DeDPO: Debiased Direct Preference Optimization for Diffusion Models
Khiem Pham, Quang Nguyen, Tung Nguyen, Jingsen Zhu, Michele Santacatterina, Dimitris Metaxas, Ramin Zabih
TL;DR
DeDPO tackles the scalability bottleneck of preference-based alignment by integrating a debiased, doubly robust estimator into Direct Preference Optimization for diffusion models. It leverages a small set of human preferences together with a large pool of inexpensive synthetic feedback from pretrained AI annotators, while preserving fully offline training. Theoretical guarantees show unbiasedness and favorable convergence that tolerate slower quality in synthetic labels, and experiments demonstrate competitive or superior alignment compared to fully human-labeled baselines, across backbones and synthetic sources. This offers a scalable, robust path to human-AI alignment using inexpensive synthetic supervision.
Abstract
Direct Preference Optimization (DPO) has emerged as a predominant alignment method for diffusion models, facilitating off-policy training without explicit reward modeling.

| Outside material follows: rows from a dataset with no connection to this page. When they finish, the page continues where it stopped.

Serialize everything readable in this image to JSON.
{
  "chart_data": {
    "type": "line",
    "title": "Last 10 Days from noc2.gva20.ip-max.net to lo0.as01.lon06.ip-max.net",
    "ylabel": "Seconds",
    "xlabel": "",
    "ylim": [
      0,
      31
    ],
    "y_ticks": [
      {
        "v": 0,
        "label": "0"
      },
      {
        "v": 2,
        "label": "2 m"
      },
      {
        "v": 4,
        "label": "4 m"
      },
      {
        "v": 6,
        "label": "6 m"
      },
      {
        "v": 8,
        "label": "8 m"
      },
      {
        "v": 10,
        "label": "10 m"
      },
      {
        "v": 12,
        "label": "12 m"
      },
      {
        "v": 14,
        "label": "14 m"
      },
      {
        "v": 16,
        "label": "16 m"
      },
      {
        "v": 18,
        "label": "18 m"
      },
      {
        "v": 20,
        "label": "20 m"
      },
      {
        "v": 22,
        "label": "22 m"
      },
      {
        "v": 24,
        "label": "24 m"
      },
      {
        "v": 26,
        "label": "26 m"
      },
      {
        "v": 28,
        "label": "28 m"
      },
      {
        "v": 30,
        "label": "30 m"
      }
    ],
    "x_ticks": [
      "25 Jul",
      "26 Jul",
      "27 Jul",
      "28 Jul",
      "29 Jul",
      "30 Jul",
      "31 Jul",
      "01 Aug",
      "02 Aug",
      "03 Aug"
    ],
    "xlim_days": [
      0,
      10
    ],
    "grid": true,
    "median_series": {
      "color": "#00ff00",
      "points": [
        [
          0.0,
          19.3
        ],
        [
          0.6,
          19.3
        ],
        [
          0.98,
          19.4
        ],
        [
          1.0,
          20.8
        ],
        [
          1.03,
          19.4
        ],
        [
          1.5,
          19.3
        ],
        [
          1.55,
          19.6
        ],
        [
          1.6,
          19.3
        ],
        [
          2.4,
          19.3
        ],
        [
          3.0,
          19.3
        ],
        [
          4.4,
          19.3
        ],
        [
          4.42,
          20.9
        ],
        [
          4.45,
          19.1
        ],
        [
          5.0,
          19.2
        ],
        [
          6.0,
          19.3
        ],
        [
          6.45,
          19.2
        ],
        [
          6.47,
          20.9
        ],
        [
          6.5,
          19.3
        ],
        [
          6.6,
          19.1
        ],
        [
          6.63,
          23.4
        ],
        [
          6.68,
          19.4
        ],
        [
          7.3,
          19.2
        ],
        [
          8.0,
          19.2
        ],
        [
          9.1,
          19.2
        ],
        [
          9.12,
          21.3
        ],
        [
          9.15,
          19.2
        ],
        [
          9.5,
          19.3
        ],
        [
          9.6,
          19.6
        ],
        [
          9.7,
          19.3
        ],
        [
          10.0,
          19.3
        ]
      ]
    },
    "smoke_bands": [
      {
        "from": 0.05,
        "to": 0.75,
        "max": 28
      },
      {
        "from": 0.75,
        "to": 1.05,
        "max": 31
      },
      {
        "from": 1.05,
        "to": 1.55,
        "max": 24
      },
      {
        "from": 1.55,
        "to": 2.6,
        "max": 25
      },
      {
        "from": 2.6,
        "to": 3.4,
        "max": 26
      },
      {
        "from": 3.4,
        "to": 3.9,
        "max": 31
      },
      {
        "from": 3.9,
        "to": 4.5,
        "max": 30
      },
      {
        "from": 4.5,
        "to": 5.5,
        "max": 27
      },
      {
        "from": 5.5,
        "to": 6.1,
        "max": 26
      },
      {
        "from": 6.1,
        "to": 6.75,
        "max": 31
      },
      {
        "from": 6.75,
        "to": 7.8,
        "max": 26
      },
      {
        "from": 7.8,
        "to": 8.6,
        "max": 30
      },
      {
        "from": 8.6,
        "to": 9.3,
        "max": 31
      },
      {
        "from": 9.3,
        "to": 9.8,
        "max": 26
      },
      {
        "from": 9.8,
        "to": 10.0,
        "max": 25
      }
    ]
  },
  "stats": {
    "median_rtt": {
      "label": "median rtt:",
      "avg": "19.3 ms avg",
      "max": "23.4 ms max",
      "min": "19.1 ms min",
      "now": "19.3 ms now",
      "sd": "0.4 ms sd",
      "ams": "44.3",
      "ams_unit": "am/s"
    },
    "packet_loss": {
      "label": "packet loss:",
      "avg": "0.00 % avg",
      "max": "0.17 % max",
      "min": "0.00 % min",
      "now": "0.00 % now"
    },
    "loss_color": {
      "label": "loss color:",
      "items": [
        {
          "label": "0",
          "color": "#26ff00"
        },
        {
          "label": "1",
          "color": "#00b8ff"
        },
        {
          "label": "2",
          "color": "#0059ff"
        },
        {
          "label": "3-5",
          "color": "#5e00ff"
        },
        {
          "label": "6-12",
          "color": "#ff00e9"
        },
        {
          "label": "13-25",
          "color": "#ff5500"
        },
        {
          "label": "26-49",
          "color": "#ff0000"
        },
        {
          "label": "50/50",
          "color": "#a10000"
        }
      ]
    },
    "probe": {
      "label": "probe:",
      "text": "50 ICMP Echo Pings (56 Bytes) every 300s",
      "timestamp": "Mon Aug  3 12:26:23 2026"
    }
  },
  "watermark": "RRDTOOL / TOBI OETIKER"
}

However, its reliance on large-scale, high-quality human preference labels presents a severe cost and scalability bottleneck. To overcome this, We propose a semi-supervised framework augmenting limited human data with a large corpus of unlabeled pairs annotated via cost-effective synthetic AI feedback. Our paper introduces Debiased DPO (DeDPO), which uniquely integrates a debiased estimation technique from causal inference into the DPO objective. By explicitly identifying and correcting the systematic bias and noise inherent in synthetic annotators, DeDPO ensures robust learning from imperfect feedback sources, including self-training and Vision-Language Models (VLMs). Experiments demonstrate that DeDPO is robust to the variations in synthetic labeling methods, achieving performance that matches and occasionally exceeds the theoretical upper bound of models trained on fully human-labeled data. This establishes DeDPO as a scalable solution for human-AI alignment using inexpensive synthetic supervision.